(urth) The Sorcerer's House Questions (*Major Spoilers*)
Dave Tallman
davetallman at msn.com
Tue Mar 30 21:14:12 PDT 2010
Thomas Bitterman wrote:
> As mentioned in another post, the circumstances of George's note and its
> contents make forgery probable, IMHO. Madame Orizia is an accomplice (and
> somewhat out of
> the loop - how could she cover his home "quite thoroughly", given the
> warping it's always doing?). Doris was not emotionally stable when she
> wrote the second latter and should not be considered a reliable witness.
> FWIW, the Compiler (whom I maintain is Bax) is upfront about "extensive"
> editing.
>
I don't allow Bax as the Compiler in any theories because it makes
complete fraud much too easy. But temporal rearrangement of letters is
allowed. For example, if the second Doris letter was written when she
was drunk and/or crazy, then Bax is allowed to spin a story around the
crazy things she said (and maybe even forge the postscript).

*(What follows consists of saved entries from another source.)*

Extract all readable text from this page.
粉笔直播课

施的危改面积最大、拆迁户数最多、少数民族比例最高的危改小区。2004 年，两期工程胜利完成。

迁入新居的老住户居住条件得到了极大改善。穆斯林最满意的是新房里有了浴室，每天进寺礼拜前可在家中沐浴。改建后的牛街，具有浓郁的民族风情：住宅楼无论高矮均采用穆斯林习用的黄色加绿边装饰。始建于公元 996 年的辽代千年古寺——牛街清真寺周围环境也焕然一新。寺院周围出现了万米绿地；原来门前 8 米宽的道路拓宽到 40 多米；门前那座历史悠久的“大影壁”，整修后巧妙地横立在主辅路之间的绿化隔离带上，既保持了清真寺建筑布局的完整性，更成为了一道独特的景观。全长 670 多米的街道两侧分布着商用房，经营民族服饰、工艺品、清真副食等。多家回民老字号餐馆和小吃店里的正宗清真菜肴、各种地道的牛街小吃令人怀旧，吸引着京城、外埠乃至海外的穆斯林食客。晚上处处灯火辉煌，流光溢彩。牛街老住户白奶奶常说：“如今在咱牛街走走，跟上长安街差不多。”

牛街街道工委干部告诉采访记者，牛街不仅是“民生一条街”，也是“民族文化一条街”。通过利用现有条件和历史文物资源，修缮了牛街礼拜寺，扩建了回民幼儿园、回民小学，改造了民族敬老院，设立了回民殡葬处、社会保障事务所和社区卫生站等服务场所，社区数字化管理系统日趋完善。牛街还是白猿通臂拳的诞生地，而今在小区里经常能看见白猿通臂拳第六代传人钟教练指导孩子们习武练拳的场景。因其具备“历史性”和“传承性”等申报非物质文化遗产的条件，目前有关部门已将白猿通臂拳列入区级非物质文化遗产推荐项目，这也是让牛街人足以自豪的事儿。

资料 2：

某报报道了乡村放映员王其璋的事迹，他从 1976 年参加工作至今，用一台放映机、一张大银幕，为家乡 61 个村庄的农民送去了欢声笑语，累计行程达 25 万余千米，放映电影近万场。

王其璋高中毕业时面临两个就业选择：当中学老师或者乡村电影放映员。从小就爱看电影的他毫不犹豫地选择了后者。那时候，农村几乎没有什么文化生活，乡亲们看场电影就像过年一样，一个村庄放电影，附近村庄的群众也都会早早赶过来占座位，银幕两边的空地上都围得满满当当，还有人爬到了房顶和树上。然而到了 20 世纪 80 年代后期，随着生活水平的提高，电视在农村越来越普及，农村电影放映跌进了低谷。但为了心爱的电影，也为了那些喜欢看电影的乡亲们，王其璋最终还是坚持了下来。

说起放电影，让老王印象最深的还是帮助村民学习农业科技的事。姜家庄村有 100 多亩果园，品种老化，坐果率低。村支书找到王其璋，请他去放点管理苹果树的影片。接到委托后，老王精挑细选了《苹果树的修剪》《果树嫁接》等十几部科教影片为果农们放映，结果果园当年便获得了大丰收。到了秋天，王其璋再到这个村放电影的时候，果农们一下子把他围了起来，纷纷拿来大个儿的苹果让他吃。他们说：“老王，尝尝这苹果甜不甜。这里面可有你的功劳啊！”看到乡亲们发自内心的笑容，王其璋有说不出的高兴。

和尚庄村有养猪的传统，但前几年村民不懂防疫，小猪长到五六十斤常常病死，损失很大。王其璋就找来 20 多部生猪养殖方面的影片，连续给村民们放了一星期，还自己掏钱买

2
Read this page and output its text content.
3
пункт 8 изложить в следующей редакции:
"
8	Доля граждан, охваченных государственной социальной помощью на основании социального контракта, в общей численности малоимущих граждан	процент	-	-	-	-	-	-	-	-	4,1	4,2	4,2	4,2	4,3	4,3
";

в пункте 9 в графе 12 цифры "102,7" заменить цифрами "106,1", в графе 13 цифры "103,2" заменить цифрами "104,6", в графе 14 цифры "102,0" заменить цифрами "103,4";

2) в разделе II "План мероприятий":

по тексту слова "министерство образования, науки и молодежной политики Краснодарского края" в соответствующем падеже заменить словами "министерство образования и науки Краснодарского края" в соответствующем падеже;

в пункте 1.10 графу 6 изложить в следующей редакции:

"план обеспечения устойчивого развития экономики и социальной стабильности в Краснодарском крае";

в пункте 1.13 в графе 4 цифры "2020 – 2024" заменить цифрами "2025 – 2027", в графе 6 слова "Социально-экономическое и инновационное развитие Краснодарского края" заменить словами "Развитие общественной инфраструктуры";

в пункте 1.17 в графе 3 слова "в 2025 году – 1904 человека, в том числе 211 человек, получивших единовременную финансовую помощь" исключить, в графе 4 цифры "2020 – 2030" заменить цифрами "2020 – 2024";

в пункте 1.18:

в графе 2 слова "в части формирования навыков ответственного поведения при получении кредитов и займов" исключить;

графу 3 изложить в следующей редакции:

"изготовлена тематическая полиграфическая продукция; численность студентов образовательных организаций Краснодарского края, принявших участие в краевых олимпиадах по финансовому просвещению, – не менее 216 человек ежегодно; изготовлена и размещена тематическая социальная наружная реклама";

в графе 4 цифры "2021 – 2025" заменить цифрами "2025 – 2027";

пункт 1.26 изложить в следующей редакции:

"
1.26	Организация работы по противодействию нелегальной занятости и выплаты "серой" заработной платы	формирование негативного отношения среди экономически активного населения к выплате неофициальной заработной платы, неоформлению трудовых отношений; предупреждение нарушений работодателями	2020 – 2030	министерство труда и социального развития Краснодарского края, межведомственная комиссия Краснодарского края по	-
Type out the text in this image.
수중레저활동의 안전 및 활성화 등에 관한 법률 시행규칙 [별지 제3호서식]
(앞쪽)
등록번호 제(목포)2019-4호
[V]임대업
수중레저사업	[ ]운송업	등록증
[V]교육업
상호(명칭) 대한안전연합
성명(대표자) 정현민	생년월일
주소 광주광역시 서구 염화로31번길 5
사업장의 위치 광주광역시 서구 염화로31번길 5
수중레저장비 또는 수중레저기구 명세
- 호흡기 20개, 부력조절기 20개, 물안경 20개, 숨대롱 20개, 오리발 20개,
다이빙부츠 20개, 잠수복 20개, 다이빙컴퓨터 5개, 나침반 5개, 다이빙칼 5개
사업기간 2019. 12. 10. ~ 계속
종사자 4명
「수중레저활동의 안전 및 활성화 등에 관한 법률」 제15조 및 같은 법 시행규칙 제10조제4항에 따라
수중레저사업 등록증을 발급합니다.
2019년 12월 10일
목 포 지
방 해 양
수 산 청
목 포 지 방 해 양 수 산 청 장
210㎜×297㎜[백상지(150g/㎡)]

Moving the Skotos inquiry letter (155-157) earlier would help, because
it helps eliminate the coincidence of Bax moving to Medicine Man and
moving into the Black House. Suppose eccentric millionaire Skotos
decided to leave property to Bax for whatever reason (he admired his Phd
research?) Per the Shell letter of 197-198, Skotos was making inquiries
about Bax while he was in prison, and probably got in touch with Lou (p.
9). Deeding the Black House to him, and making a will leaving the
river-front property would give Bax a reason to move there.
Unfortunately, that doesn't quite work. The inquiry letter mentions
George being held at gunpoint, which wouldn't happen unless George came
there after receiving other strange letters. Early letters from Bax to
Shell (9-10, 23-24) indicate him moving to Medicine Man for other
reasons and having no great expectations at all.
So we are left with Bax coincidentally moving to Medicine Man, and
coincidentally moving into a house that would be his. Such a coincidence
amounts to him being unconsciously being drawn there by his magical
heritage. So it's magic, and the whole story stems from that.
Why the complete rejection of the fantastic, anyway. You wouldn't read
"Pirate Freedom" with the attitude: "Time travel is impossible, so
whatever the narrator says about going to the past must be lies." This
is a Wolfe story, and he often writes of the fantastic. So why not
accept it?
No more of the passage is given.